Many owners make money by renting out their units. But because the rental value of the space is very low, it is hard to make a living this way. On the other hand, the building sits on prime real estate, well-located in the city centre, and could sell for a higher price.

While the vast majority of people who own commercial units support a collective sale, Mr Lai said that there are more residents who do not want to sell their units.

For one, residents expect that there will be a disparity in the payout for residential and commercial owners.

Mr Lai, who is on the collective sale committee for Golden Mile Complex, said that the en bloc price will be about S$1,400 per square foot for an apartment unit.

But shop owners like James Ang, who owns a stationery and insurance business in Golden Mile Tower, predict the commercial unit en bloc price will be at least S$2,000 per square foot, if not more.

Many residents are tenants who have little say over the fate of the building. Others find themselves in the minority of homeowners unwilling to sell their homes.
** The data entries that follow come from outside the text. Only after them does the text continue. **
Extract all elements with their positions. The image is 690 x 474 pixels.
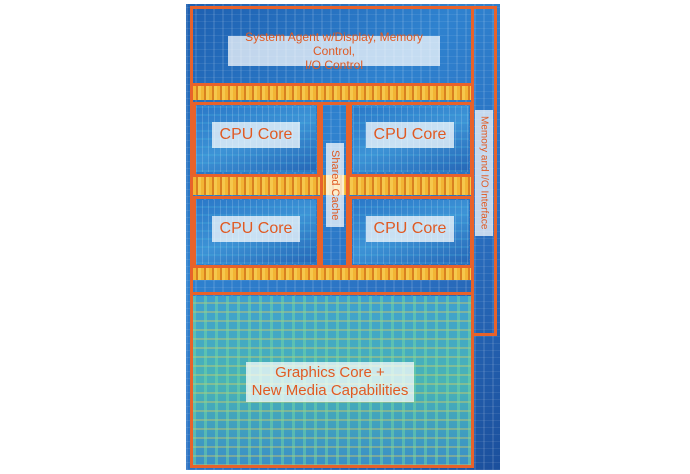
cache-strip-top [193, 86, 471, 100]
graphics-label: Graphics Core + New Media Capabilities [246, 362, 414, 402]
cpu-core-label-4: CPU Core [366, 216, 454, 242]
graphics-label-line1: Graphics Core + [275, 364, 385, 381]
cpu-core-text-1: CPU Core [219, 126, 293, 143]
graphics-label-line2: New Media Capabilities [251, 382, 409, 399]
shared-cache-text: Shared Cache [329, 149, 341, 221]
cpu-core-text-2: CPU Core [373, 126, 447, 143]
cpu-core-text-4: CPU Core [373, 220, 447, 237]
cpu-core-label-1: CPU Core [212, 122, 300, 148]
cpu-core-text-3: CPU Core [219, 220, 293, 237]
cache-strip-lower [193, 266, 471, 280]
cpu-core-label-3: CPU Core [212, 216, 300, 242]
shared-cache-region [320, 102, 349, 268]
system-agent-label: System Agent w/Display, Memory Control, … [228, 30, 440, 72]
cpu-core-region-1 [193, 102, 320, 177]
cpu-core-label-2: CPU Core [366, 122, 454, 148]
memory-io-text: Memory and I/O Interface [478, 116, 490, 230]
system-agent-label-line1: System Agent w/Display, Memory Control, [245, 30, 423, 58]
memory-io-label: Memory and I/O Interface [475, 110, 493, 236]
graphics-region [190, 292, 474, 468]
memory-io-region [471, 6, 497, 336]
cpu-core-region-3 [193, 196, 320, 268]
system-agent-label-line2: I/O Control [304, 58, 364, 72]
shared-cache-label: Shared Cache [326, 143, 344, 227]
For each of the four buildings to be sold, there needs to be a consensus among owners holding 80 per cent of the building's share value and area. As long as the 80 per cent agree to sell, minority homeowners will be silenced.
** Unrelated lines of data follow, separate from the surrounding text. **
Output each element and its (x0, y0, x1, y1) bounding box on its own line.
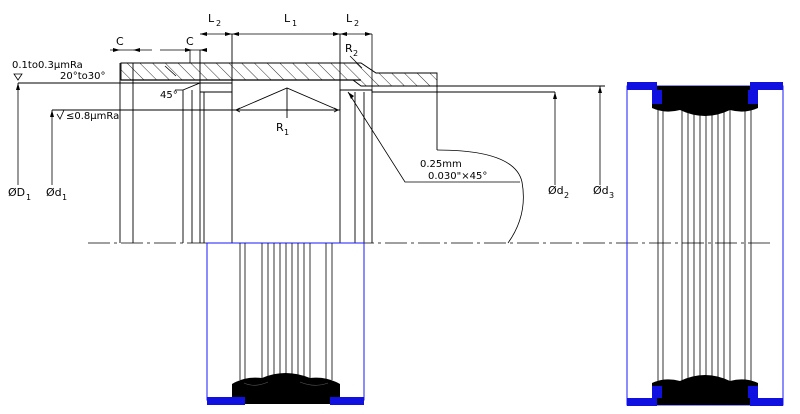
label-roughness-bottom: ≤0.8μmRa (66, 111, 119, 122)
lower-seal-assembly-left (206, 242, 365, 405)
seal-profile (234, 87, 340, 118)
label-dia-d3: Ød (593, 184, 609, 197)
label-l2-left: L (208, 12, 215, 25)
label-l2-right: L (346, 12, 353, 25)
dimension-lines (17, 33, 601, 244)
label-dia-d2: Ød (548, 184, 564, 197)
label-l2-left-sub: 2 (216, 19, 221, 28)
label-l2-right-sub: 2 (354, 19, 359, 28)
label-dia-d3-sub: 3 (609, 191, 614, 200)
label-c-right: C (186, 35, 194, 48)
label-c-left: C (116, 35, 124, 48)
label-dia-d1-sub: 1 (62, 193, 67, 202)
label-dia-D1-sub: 1 (26, 193, 31, 202)
label-r1-sub: 1 (284, 128, 289, 137)
label-dia-d2-sub: 2 (564, 191, 569, 200)
label-chamfer-angle: 45° (160, 90, 178, 101)
label-chamfer-note-1: 0.25mm (420, 159, 462, 170)
label-dia-d1: Ød (46, 186, 62, 199)
label-chamfer-note-2: 0.030"×45° (428, 171, 487, 182)
label-angle-range: 20°to30° (60, 71, 106, 82)
arrowheads (16, 32, 602, 117)
full-seal-right (626, 82, 784, 406)
groove-outline (18, 34, 605, 243)
label-r2: R (345, 42, 353, 55)
label-dia-D1: ØD (8, 186, 25, 199)
label-roughness-top: 0.1to0.3μmRa (12, 60, 83, 71)
text-labels: C C L 2 L 1 L 2 R 2 R 1 0.1to0.3μmRa 20°… (8, 12, 614, 202)
label-r1: R (276, 121, 284, 134)
label-l1: L (284, 12, 291, 25)
label-r2-sub: 2 (353, 49, 358, 58)
roughness-symbols (13, 73, 65, 120)
label-l1-sub: 1 (292, 19, 297, 28)
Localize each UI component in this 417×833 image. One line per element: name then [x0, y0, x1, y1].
Some people, particularly architects and historians like Mr Ho and Chang Jiat-Hwee, a professor of modern architecture at the National University of Singapore, hope that the government will take steps to protect the building from being demolished by designating it for conservation.

"The (Urban Redevelopment Authority) is open to explore win-win solutions with owners of private modern buildings that have merit for conservation," Kelvin Ang, director of conservation management at the Urban Redevelopment Authority, said in an email.

But what does a win-win solution look like in the seemingly zero-sum world of real estate?

Tan Cheng Siong, a pioneering architect who designed Pearl Bank Apartments, offered voluntary conservation as a possible answer.

For the past three years, he has worked with residents of the Pearl Bank Apartments to create an owner-led development plan, which would allow architects and consultants to work with owners to rejuvenate and upgrade the building.

But the plan fell through. Mr Tan had obtained the consent of 93 per cent of residents, but proposals for voluntary conservation that will involve alterations to the building require a 100 per cent consensus among owners.

A more organic and long-term solution would be to let the building gain stature and importance in the public eye over time.

Mr Ho made an analogy to Singapore's shophouses. "In the past we didn't romanticise shophouses as heritage because everyone living in them was in dire condition. But we took a step back, decided to conserve them, and now they are much coveted buildings," he said. He thinks that there is a similar potential for enhancing the value of Golden Mile.

The phenomenon has already begun. In recent years, the Golden Mile buildings have been revitalised as young entrepreneurs and creatives take advantage of the low rent and generous space available in the building to set up creative design studios, bars and Singapore's first independent cinema, The Projector.

Ms Tan is optimistic about the conservation possibilities for the Golden Mile buildings. "I think there is an opportunity here," she said. "It's not straightforward how one can unlock it ... but that doesn't mean it's not worth trying to do it."